Who would divide pies in this way? Only in a puzzle! But this puzzle was simpler than some readers assumed. There is, for example, no need to find the radius of the circle, though that is easily done in the case of such a right-angled triangle. How do we know this? It is clear that the fraction you get is independent of the absolute size of the pie.

Nor is there a need to presume a priori that connecting the centre of the circle to the apices of the triangle necessarily bisects the angles of the triangle though of course it does. All that comes out in the wash.

The first step is to realise that the right-angled triangle is half of an equilateral triangle, so that its angles are 30° and 60°.

Join the centre of the circle to the vertices hosting the acute angles.

It is then easy to show that ABC and DBC are congruent triangles (the same triangle flipped over). We know this as they are right-angled, they share a hypotenuse and have the same length for one of the other sides. By Pythagoras, the other side must be the same. As these triangles are congruent, corresponding angles are the same. That means that angle CBD is 15°, and the angle DCB is 75°. So the share of the gourmand at B is twice this, namely 150°. This constitutes 150°/360° = 150/360 = 15/36 = 5/12 of the pie.

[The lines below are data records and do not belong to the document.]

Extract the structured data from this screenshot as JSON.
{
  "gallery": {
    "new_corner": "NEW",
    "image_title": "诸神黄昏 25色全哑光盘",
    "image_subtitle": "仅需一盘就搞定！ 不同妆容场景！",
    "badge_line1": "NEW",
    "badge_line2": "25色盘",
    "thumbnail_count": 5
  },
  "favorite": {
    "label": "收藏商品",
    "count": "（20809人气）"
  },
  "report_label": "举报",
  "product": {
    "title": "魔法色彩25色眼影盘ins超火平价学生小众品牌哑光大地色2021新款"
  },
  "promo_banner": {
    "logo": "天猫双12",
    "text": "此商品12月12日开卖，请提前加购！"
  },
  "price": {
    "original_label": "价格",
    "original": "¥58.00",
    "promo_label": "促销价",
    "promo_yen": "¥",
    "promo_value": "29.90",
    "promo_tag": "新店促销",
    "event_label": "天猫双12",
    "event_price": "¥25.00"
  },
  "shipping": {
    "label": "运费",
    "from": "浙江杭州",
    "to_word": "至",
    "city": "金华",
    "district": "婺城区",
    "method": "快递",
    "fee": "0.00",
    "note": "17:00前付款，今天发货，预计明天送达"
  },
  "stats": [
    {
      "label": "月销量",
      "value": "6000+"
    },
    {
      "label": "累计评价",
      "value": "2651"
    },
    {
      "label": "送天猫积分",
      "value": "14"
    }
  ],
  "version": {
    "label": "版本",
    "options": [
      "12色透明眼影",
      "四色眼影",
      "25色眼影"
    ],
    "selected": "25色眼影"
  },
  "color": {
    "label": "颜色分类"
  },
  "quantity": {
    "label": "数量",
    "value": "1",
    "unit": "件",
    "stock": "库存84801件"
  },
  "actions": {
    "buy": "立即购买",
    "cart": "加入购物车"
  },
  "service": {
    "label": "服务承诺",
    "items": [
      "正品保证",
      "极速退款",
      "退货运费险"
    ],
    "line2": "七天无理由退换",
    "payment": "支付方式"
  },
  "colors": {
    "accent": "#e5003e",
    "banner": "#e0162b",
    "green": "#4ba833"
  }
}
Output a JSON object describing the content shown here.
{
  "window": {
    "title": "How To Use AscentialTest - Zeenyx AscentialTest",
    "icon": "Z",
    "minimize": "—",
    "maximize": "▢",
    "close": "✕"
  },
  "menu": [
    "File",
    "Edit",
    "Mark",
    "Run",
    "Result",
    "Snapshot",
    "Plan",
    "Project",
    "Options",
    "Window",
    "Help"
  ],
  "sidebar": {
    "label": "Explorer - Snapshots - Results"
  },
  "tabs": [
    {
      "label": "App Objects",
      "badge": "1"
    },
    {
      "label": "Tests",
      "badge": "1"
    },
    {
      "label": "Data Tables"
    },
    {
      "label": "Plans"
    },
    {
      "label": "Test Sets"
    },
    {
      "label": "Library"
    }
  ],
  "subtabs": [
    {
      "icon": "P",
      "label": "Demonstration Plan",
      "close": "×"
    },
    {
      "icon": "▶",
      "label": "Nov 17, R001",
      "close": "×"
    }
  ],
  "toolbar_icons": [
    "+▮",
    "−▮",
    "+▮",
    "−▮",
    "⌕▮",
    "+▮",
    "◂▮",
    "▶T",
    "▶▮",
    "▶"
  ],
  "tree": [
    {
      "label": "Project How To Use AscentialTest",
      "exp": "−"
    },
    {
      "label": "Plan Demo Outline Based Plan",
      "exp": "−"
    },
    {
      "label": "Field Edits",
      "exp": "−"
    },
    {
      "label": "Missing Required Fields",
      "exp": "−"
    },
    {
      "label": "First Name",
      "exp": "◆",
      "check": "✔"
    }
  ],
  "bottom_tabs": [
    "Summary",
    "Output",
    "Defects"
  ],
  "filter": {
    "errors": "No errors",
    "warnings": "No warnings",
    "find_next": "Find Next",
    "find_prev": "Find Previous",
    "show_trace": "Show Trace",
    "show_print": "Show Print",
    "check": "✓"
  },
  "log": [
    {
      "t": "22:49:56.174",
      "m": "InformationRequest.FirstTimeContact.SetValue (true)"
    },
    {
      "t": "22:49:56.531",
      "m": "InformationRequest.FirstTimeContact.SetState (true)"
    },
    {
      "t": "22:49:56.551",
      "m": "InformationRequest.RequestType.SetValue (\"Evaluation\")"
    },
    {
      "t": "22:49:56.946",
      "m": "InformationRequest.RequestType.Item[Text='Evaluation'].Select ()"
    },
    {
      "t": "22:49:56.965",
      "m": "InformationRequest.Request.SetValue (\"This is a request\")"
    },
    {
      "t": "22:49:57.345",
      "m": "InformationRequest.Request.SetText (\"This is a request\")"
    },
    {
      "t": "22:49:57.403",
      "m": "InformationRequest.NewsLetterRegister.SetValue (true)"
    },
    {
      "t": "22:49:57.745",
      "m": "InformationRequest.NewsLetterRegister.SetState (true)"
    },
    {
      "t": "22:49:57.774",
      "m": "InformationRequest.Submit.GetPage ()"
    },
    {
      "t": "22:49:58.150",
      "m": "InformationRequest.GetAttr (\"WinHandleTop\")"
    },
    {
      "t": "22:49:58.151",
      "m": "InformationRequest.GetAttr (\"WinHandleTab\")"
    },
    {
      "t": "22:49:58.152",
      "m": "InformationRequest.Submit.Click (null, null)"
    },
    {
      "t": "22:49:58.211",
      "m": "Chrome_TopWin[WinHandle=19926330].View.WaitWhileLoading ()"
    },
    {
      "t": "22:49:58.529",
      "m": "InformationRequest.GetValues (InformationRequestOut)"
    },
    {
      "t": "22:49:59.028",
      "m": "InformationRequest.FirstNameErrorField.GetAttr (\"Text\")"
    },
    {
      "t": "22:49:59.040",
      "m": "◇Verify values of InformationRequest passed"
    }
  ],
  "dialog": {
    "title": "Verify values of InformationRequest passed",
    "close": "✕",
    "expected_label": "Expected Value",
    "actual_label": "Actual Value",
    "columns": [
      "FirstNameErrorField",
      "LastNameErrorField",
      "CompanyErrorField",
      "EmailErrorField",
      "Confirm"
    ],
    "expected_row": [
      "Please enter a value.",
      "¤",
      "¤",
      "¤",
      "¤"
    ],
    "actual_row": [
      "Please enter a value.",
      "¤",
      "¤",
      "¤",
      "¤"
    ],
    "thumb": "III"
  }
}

The second share taken by the gourmand at the right angle is clearly 1/4.

The third share (by subtraction) must be 1 - 5/12 - 1/4 = 1/3.

This last result can be checked in the same way by considering congruent but flipped triangles at the other acute angle.

Points to Ponder

a) What if the pie tray had angles P, Q and π/2?

b) What if the pie tray were not a right-angled triangle?